Finalmente essa hora chegou. O Filho fez uma última visita ao Pai. Encontrou-se com ele em outro jardim. Um jardim de árvores retorcidas e solo pedregoso.

- Tem de ser desta forma?

-Sim,tem.

- Não existe outra pessoa que possa fazê-lo?

O Rei engoliu em seco.

- Ninguém além de você.

- Tenho de beber do cálice?

- Sim, meu Filho. O mesmo cálice.

O Rei fitou o Príncipe da Luz.

- A escuridão será enorme. Passou a mão sobre a face imaculada do seu Filho. - A dor será tremenda. Então se deteve e olhou seu reino escurecido. Quando ergueu o olhar, seus olhos estavam úmidos. - Mas não existe outra forma.

O Filho olhou para as estrelas ao ouvir a resposta. - Então, que assim seja feito.

Lentamente as palavras que matariam o Filho começaram a sair dos lábios do Pai.

"Hora da morte, momento do sacrifício, é a sua vez. Ensaiada milhões de vezes sobre altares falsos com falsos cordeiros; o momento da verdade chegou.

"Soldados, vocês pensam que o conduzem? Cordas, pensam que o prendem? Homens, pensam que o sentenciam? Ele não dá ouvidos aos seus comandos. Não recua diante dos seus açoites. É a minha voz que ele ouve. É a minha condenação que ele teme. E são as suas almas que ele salva.

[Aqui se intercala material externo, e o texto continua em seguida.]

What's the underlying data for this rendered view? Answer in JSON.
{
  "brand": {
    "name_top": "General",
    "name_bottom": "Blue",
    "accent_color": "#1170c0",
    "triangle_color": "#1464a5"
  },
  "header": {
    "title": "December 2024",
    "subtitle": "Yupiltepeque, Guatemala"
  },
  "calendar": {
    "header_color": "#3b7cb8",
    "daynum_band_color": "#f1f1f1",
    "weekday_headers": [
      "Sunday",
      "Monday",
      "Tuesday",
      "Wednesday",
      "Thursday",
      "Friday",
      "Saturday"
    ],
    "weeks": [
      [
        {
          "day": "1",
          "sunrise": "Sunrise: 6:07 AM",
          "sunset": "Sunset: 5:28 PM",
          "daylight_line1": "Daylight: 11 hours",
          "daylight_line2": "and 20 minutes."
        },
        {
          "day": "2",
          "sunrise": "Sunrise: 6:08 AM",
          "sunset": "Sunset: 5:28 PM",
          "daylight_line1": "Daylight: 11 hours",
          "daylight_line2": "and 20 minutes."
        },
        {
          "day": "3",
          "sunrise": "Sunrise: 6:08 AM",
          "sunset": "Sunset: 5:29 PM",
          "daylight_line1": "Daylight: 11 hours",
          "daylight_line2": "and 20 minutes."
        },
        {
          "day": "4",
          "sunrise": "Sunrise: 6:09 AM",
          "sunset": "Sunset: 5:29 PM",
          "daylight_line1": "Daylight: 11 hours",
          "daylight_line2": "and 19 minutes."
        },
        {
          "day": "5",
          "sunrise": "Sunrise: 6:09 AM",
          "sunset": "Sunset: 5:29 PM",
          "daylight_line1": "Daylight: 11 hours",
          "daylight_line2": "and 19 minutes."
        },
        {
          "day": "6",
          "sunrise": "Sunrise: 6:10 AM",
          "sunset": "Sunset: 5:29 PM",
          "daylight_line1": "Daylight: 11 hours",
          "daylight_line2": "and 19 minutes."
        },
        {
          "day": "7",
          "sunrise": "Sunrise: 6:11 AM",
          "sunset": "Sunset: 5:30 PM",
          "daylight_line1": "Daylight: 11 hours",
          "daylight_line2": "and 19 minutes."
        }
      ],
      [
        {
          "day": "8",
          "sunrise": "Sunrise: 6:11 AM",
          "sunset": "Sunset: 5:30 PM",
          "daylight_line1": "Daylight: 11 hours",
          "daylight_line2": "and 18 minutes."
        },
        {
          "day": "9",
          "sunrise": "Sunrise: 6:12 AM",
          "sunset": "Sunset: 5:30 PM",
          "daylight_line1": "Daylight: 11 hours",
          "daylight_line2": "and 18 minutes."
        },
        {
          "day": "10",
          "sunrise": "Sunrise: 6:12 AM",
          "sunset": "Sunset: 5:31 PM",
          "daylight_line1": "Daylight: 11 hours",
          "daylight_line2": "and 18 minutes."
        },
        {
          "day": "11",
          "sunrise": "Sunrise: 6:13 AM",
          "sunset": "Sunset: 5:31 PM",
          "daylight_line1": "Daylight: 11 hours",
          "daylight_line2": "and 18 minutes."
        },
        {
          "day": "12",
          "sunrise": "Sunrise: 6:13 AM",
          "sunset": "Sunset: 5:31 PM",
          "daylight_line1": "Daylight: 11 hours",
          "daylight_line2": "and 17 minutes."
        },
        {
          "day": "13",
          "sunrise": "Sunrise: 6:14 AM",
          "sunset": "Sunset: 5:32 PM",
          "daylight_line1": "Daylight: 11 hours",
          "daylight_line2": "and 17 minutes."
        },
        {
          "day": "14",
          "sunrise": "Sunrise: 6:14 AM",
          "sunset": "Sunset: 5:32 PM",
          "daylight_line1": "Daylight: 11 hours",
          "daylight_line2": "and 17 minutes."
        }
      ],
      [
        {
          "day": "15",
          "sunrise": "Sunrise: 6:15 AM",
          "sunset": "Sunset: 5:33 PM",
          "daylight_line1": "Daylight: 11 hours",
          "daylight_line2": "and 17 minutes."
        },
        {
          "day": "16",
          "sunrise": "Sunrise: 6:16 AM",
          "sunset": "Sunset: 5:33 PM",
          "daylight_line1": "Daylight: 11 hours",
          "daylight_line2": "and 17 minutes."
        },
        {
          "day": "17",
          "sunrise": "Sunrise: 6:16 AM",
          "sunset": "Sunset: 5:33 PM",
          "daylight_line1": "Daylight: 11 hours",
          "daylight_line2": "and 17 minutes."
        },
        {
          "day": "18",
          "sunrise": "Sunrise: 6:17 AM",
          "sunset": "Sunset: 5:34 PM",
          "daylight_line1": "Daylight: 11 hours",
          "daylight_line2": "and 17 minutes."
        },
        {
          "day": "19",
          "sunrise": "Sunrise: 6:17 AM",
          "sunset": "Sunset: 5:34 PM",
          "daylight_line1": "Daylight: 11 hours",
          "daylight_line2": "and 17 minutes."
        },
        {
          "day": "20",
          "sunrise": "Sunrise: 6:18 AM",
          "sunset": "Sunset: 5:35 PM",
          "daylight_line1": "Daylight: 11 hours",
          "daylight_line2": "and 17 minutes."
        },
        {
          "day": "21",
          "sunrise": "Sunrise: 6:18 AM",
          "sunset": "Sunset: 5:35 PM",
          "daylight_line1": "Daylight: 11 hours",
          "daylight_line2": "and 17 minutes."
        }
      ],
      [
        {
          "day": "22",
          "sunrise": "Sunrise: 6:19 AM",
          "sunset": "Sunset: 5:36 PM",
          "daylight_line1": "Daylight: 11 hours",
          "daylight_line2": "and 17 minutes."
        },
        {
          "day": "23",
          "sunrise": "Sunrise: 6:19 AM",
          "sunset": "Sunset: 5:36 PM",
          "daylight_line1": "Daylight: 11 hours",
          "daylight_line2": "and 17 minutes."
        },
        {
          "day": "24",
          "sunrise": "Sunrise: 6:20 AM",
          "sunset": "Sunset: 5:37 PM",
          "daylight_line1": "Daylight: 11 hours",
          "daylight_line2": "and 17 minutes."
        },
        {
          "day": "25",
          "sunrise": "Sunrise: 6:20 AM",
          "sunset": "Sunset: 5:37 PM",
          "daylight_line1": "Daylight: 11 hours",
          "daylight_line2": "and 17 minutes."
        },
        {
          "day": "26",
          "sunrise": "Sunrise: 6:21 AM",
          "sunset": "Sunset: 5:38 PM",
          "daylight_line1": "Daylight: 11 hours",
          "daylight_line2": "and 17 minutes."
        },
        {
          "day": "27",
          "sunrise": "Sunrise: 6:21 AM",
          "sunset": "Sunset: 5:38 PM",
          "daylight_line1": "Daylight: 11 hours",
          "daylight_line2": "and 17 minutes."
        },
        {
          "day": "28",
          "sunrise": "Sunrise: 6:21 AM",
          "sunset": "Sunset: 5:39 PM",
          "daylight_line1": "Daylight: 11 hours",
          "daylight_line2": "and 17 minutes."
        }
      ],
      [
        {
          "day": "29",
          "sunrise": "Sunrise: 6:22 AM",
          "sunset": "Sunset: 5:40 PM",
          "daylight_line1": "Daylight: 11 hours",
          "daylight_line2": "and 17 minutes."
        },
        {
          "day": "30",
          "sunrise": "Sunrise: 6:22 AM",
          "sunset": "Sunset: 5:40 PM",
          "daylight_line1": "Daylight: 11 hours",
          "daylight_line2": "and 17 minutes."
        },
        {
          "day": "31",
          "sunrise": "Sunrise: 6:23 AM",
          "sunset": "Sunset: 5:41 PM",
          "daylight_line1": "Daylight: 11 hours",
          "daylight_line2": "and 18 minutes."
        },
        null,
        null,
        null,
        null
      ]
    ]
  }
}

"Oh, meu Filho, meu Filho. Erga os olhos para os céus e veja a minha face antes que eu a volte para o outro lado. Ouça a minha voz antes que eu a silencie. Ah, se eu pudesse salvá-lo e a eles. Mas eles não vêem e não ouvem.

"Os vivos precisam morrer a fim de que os moribundos possam viver. Chegou a hora de matar o Cordeiro.

"Eis aqui o cálice, meu Filho. O cálice de tristezas. O cálice do pecado.

"Bata com força, martelo! Seja fiel à sua tarefa. Que seu retinir seja ouvido através dos céus.

"Ergam-no, soldados. Ergam-no bem alto ao seu trono de misericórdia. Ergam-no ao seu patamar de morte. Ergam-no acima do povo que lhe amaldiçoa o nome.

"Agora mergulhem o lenho na terra. Mergulhem-no fundo no coração da humanidade. Fundo nas camadas do tempo passado. Fundo nas sementes do tempo futuro.

"Não há um anjo para salvar o meu Isaque? Não há uma mão para redimir o Redentor?

"Eis aqui o cálice, meu Filho. Beba-o sozinho."

Deus teve ter chorado ao executar sua tarefa. Cada mentira, cada tentação, cada ato feito nas sombras estava naquele cálice. Lentamente, abominavelmente foram absorvidos no corpo do Filho. O ato final da encarnação.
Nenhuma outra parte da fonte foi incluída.